NARCISO E IL PARTITO EUROATLANTICO

Di Luca Cangemi. La scissione renziana è il combinato disposto di due rilevanti elementi. Il primo è il tradizionale opportunismo dei ceti politici italiani. È questo un dato che certo attiene ad una grave questione morale ma che affonda le radici in caratteristiche strutturali, riferibili al rapporto che si è storicamente sviluppato tra classi dirigenti e rappresentanza politica nel nostro paese.

La lunga transizione italiana, l’ideologia dominante della “crisi delle ideologie”, la personalizzazione della politica (ed il ruolo che in essa hanno giocato l’informazione televisiva e poi la rete) sono tutti fattori che, negli ultimi decenni, hanno dato a questo storico vizio nuove forme ma anche nuova linfa. Nella vicenda di Renzi, con un’accentuazione clamorosa nelle ultime settimane, assistiamo ad una declinazione narcisistica del trasformismo opportunistico.

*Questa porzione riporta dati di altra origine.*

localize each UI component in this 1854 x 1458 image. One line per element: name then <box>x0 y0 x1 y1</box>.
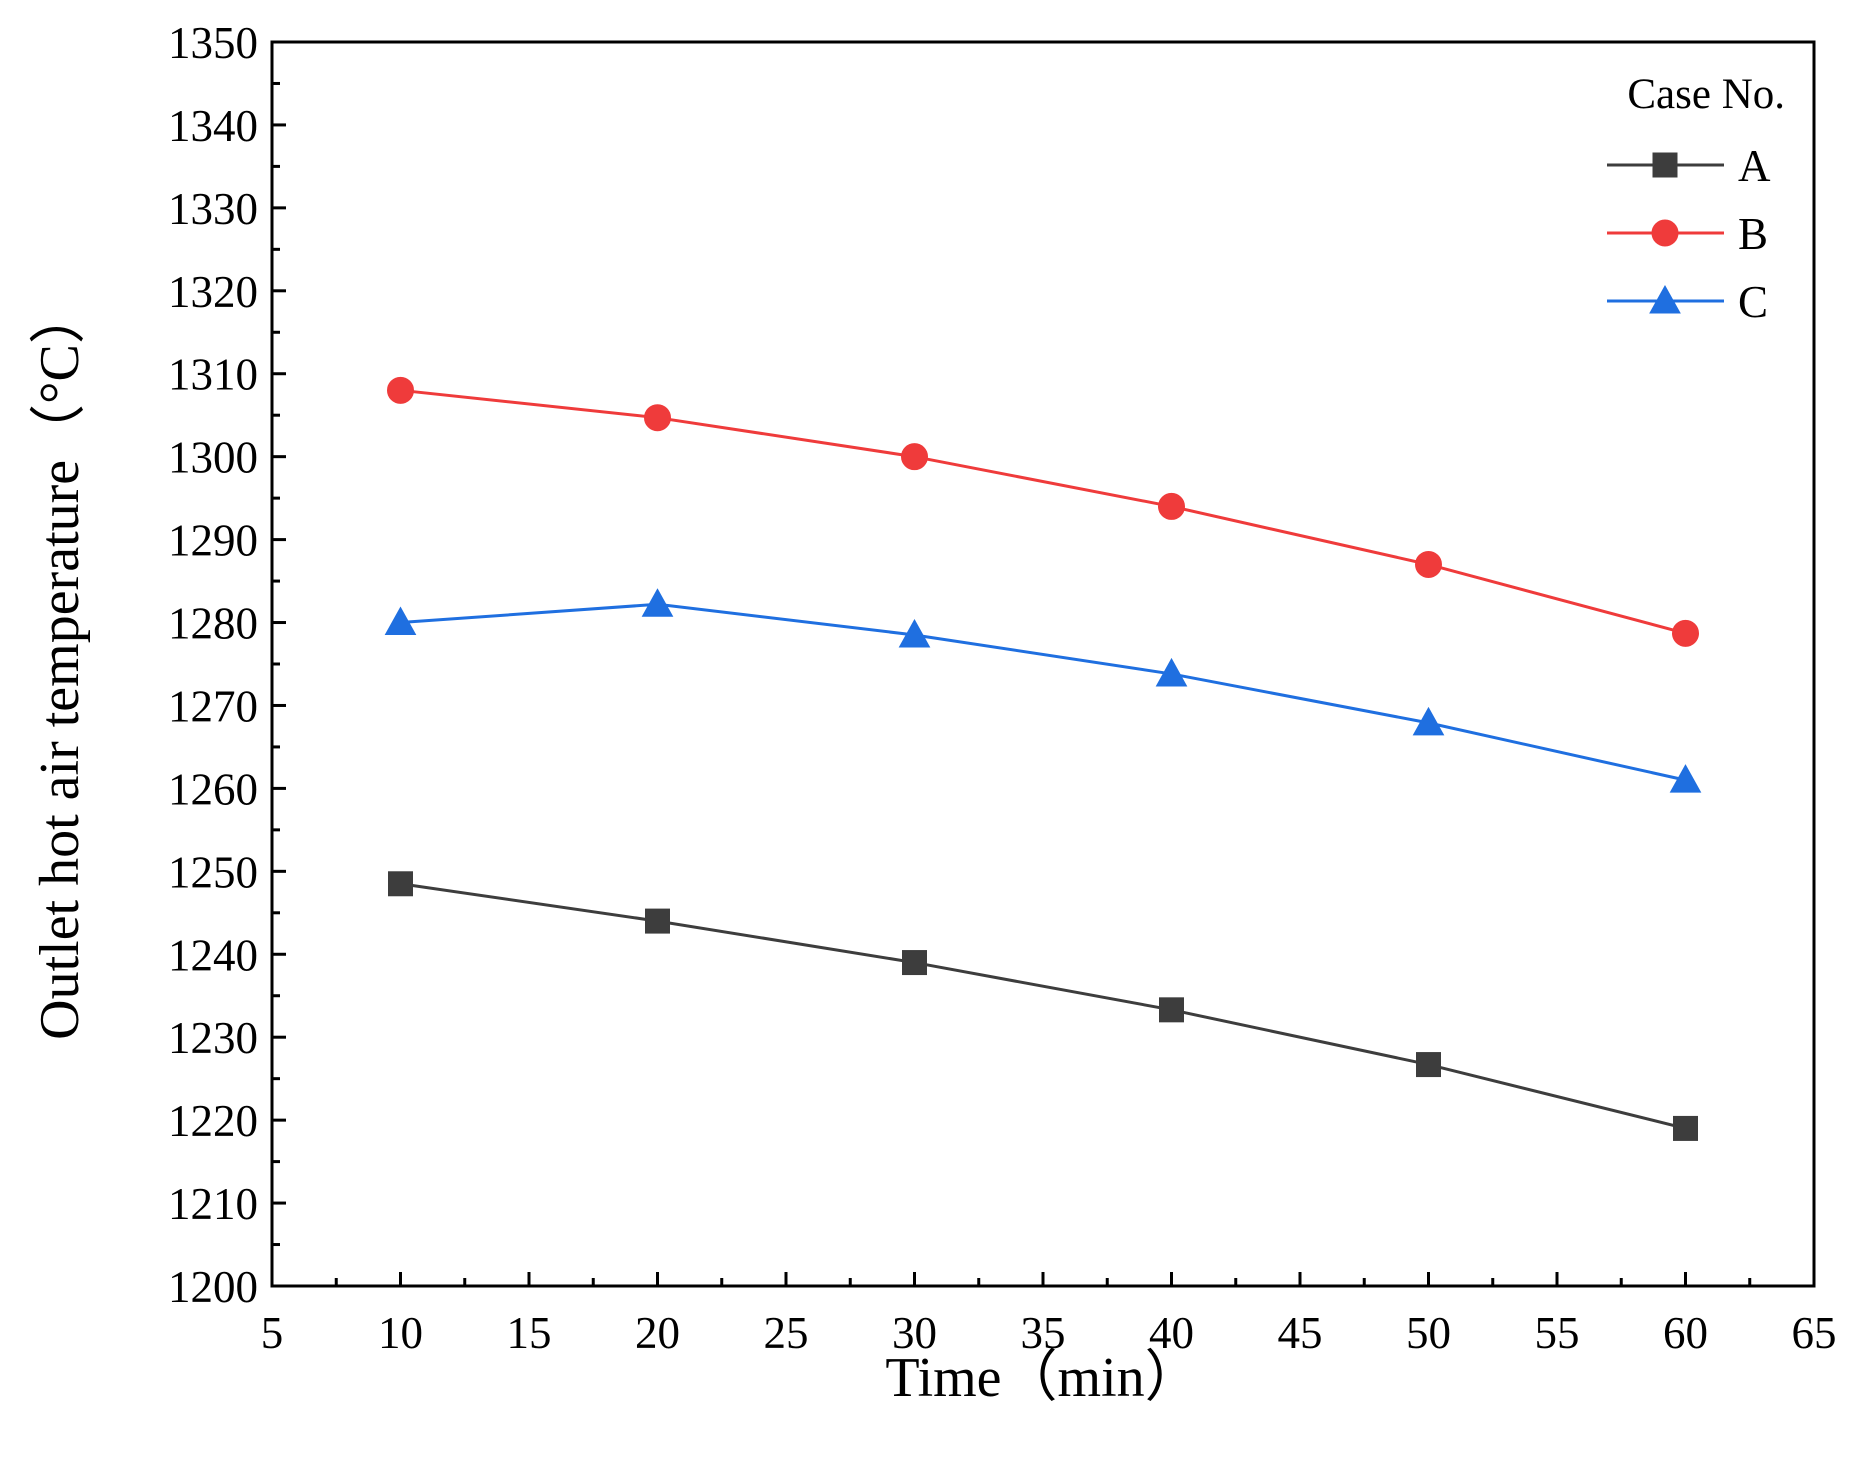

Interessante quanto irritante circostanza, che non può essere confinata ad una dimensione puramente psicologica ma è significativa della crisi e della ristrutturazione della politica borghese.
 
Il secondo elemento, che è separabile dal primo solo in via analitica ma nella realtà ad esso intrecciato, attiene alla volontà di riproporre un partito all’americana, come viene detto esplicitamente nell’intervista a “Repubblica”. Un partito compiutamente “americano” non solo nella collocazione internazionale (il PD lo è già ampiamente e da tempo) ma anche nella cultura politica e nelle modalità organizzative. In questo contesto i riferimenti al veltronismo e al berlusconismo, da più parti avanzati, rivestono un significato meno superficiale di quanto possa sembrare. Si delinea un partito che salta completamente ogni rapporto con corpi sociali intermedi e si pone come interlocutore del capitalismo finanziario più aggressivo (che non sta facendo mancare il proprio concreto appoggio).
 
È un tentativo assai pericoloso, anche se la tendenza congenita a sottovalutare la complessità della società italiana, può essere un fattore di crisi, come già accaduto nella vicenda referendaria.
 
Partito americano ma anche, ovviamente, partito europeista.
 
Ricorrendo ad un vecchio termine: un partito euroatlantico. E qui ai riferimenti a Veltroni e Berlusconi aggiungerei quello a Cossiga, al suo ruolo, alternativamente, di garante e rottamatore ma sempre con la stella polare di un’Italia e di un’Europa saldamente legati alla potenza USA.
 
È chiaro che qui la partita viene resa possibile da tendenze più ampie, simboleggiate dalla coppia Von der Layen e Lagarde (o terzetto se si vuole aggiungere la super commissaria macroniana Sylvie Goulard). Una tendenza al rafforzamento del campo europeo, pur in presenza di gravissime difficoltà, a partire dai suoi assi fondamentali: il nucleo franco -tedesco (meno sbilanciato verso la Germania rispetto al recente passato) e il rapporto costitutivo con gli USA. Le esperienze delle tre signore-finanza e difesa- segnano anche chiaramente le priorità: liberismo e guerra.
 
A me sembra che gli stessi tempi della scissione siano scanditi, oltre che da appuntamenti assai concrete (le nomine…), anche dalla volontà di competere per posizionarsi come interlocutore del nuovo quadro, rispetto ad altri, in particolare ad uno schieramento che può avere Prodi come padre nobile, con un occhio alla presidenza della repubblica. La stessa gridata contrapposizione a Salvini, che Renzi ha evocato e che Bruno Vespa sta alacremente costruendo, è chiaro strumento non solo di visibilità ed egemonia nello scenario nazionale ma anche un accreditamento nelle istituzioni comunitarie (e a Parigi e Berlino). Conte non ha torto a preoccuparsi della sua posizione. Ovviamente lo scontro recitato non preclude in assoluto convergenze con la Lega su terreni pesanti, dall’autonomia differenziata alla legge elettorale (pochi hanno notato nell’ intervista di Renzi di Repubblica un apprezzamento delle posizioni di Salvini in materia di maggioritario…). Si dovrà prima o poi riflettere sulle caratteristiche funzionali alla gestione capitalistica della crisi, che assumono alcune contrapposizioni gridate sulla scena politica.
 
Quanto a quel che resta del PD, è solo incredibile, di fronte ad un esito così pesante non si sia aperta una riflessione vera sul renzismo, con cui l’attuale gruppo dirigente ha collaborato (nel governo, nel tentativo di distruggere la Costituzione, negli infami rapporti internazionali) e si ondeggi tra il rammarico e la divisione concordata dei compiti. Nella divisione dei compiti a chi toccherà fare eleggere Casini la prossima volta?